Human Resource Machine
Price: from $6.49
Marginally more adult than everything on the list, Human Resource Machine offers a multi-platform and more stylish take on the learn-to-program games.
You’ll find it on iPhone, iPad, Android, Windows, Mac, and Linux, and while it’s a little more stylised and game-like than Lightbox and Swift Playgrounds, it’s a very similar experience, provided you’re happy to pay $6.49 to $9.99, which is how much it roughly costs.
Sphero SPRK+
Price: from $149
Sometimes learning needs to be a very tactile, hands-on experience, where you can see what you do has a direct and immediate impact on the real-world.
For that, you can turn to robotics, and there’s actually a robot product out there in the world and in Australian stores that can help kids and parents learn what makes programming work the way it does.
Sphero’ SPRK+ is easily one of the more interesting ways to get this developmental process kickstarted, affording kids the ability to see what functions have on a robot by getting it to travel a course, spin, and in essence do what they tell it to do.
Being transparent no doubt helps, simply because there’s a logical explanation for everything inside, and being waterproof and more resistant than previous models means parents won’t be afraid if kids decide to run the Sphero through paint and turn them into automated painting machines like a robotic Jackson Pollock.
Udemy
Price: free, the courses range from free to $299
One of the last places to check out, Udemy is a course marketplace, offering educational programs in so many aspects of development, all you really have to know is what you want to learn and how much you want to spend.

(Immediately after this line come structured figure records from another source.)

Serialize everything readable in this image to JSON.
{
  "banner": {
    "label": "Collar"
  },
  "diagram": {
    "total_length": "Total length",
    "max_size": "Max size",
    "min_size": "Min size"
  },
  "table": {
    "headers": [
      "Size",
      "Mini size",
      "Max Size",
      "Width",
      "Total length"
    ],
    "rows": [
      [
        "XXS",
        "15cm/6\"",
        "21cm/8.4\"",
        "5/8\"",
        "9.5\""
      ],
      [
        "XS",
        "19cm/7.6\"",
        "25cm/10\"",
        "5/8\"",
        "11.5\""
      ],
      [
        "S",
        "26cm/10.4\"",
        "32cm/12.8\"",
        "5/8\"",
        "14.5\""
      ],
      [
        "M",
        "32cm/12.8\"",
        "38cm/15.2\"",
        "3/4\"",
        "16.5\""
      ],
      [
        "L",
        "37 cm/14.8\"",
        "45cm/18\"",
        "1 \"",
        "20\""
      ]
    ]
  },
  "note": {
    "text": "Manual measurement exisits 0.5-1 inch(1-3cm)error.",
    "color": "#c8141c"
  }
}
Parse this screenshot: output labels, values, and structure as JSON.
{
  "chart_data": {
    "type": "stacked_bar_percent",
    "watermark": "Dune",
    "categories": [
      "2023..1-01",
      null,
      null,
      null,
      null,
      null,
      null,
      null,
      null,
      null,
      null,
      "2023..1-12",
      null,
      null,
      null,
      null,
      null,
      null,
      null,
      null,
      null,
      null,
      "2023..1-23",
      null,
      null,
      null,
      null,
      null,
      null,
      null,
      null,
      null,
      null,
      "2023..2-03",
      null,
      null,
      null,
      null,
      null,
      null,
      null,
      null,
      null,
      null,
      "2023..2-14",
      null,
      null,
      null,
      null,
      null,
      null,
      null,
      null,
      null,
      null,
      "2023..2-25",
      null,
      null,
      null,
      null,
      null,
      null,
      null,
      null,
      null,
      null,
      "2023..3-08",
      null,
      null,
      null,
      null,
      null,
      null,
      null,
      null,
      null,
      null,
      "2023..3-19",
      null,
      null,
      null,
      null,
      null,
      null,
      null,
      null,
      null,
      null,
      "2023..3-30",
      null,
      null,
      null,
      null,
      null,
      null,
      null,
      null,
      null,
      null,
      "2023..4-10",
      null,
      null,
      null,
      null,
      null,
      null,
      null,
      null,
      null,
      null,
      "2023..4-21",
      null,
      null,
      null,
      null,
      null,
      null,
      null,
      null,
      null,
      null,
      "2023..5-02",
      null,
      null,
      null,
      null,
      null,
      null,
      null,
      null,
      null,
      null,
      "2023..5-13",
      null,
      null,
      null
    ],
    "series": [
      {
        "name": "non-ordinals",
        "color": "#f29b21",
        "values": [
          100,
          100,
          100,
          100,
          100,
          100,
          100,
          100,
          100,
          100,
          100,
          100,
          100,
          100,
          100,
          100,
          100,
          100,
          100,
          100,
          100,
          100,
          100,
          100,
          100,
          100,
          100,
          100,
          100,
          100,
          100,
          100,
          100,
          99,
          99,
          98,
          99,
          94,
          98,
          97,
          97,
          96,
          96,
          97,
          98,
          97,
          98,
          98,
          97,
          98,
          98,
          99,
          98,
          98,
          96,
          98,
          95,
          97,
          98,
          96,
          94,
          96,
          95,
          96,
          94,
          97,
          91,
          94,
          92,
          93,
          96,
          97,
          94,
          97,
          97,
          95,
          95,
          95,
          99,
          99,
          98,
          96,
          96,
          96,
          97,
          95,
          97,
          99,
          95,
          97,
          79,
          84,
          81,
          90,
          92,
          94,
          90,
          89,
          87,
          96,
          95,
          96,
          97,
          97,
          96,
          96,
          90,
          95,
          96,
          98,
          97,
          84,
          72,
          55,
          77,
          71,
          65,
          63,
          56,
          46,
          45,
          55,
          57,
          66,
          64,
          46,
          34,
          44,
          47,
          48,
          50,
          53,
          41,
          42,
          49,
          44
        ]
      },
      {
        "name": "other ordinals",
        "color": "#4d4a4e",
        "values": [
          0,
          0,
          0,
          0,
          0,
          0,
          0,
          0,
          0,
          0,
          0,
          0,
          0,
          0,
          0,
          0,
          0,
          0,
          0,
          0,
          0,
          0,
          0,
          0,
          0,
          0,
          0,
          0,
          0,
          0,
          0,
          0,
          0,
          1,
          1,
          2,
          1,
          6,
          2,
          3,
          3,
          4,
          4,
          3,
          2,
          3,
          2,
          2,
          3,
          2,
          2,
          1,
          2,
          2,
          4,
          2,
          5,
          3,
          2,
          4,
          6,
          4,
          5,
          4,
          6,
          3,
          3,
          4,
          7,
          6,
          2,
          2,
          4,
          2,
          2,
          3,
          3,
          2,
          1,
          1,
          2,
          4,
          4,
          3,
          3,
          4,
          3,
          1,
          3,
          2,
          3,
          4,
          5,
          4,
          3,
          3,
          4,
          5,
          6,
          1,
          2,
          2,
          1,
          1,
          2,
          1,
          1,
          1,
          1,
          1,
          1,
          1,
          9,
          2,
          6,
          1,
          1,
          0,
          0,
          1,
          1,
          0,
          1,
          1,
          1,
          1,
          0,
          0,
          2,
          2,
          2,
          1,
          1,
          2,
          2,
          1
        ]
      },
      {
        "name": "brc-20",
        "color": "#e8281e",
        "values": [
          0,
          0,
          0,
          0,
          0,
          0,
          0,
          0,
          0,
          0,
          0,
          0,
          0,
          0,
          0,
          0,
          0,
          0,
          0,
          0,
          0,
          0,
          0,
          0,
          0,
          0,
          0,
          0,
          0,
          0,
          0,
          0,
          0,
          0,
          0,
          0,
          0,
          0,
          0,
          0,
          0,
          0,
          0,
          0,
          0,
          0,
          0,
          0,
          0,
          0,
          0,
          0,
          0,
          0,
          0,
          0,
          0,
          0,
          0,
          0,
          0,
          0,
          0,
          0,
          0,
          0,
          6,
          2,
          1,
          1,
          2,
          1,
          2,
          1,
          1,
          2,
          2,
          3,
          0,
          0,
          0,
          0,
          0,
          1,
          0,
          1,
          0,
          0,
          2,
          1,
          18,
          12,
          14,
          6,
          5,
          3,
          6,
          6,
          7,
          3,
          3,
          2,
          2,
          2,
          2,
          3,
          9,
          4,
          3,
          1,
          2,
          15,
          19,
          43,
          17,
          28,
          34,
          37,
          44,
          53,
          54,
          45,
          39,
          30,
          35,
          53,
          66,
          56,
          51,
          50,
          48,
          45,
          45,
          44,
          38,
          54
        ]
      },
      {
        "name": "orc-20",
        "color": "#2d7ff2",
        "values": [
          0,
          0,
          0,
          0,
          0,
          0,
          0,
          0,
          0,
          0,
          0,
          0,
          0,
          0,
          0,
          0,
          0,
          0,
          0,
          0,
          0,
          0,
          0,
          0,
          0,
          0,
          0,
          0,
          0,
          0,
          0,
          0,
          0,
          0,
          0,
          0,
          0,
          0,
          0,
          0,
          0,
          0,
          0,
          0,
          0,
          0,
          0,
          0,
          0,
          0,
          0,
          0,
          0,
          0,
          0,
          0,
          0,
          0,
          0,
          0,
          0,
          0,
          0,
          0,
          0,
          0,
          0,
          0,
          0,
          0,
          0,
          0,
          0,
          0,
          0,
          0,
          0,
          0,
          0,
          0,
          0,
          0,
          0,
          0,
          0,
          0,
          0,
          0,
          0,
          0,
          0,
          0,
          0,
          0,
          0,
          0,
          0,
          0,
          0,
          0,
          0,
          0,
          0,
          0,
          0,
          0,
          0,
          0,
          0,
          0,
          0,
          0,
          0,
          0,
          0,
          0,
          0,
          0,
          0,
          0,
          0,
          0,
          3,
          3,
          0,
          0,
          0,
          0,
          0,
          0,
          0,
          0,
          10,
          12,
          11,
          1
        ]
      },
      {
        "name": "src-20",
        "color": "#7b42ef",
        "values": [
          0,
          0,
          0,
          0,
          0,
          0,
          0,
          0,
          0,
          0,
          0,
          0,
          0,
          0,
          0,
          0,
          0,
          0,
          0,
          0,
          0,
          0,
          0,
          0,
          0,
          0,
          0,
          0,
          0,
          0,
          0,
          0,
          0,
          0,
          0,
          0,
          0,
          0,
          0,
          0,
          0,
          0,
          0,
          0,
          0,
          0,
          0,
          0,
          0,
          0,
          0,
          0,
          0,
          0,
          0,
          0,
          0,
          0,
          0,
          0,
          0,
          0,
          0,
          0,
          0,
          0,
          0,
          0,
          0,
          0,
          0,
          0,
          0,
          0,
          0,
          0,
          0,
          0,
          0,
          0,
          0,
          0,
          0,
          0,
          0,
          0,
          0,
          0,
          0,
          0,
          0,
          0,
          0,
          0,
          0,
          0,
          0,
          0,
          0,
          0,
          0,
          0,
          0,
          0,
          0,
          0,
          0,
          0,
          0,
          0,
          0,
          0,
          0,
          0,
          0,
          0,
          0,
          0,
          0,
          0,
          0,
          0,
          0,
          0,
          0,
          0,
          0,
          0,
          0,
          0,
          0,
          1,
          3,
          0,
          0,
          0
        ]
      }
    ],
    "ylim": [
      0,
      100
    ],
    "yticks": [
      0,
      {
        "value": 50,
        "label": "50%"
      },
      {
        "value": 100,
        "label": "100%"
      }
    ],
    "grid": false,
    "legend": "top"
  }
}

We need to note that Udemy is more for adults, but kids and teens can definitely log on and see what it has to offer, even discovering some courses that anyone simply just needs to have the time available, because you do this in your time, not to a specific timetable like at uni.
YouTube
Price: Free
The very, very, very last place to learn about coding, YouTube has hundreds upon hundreds of coding lessons available, and all you need to do is search.
Even this writer uses YouTube to find tutorials and demos to help communicate the message, because while they may not necessarily be as structured or well thought out as those on Udemy, they’re also free. And sometimes they are as good as what you can find on Udemy!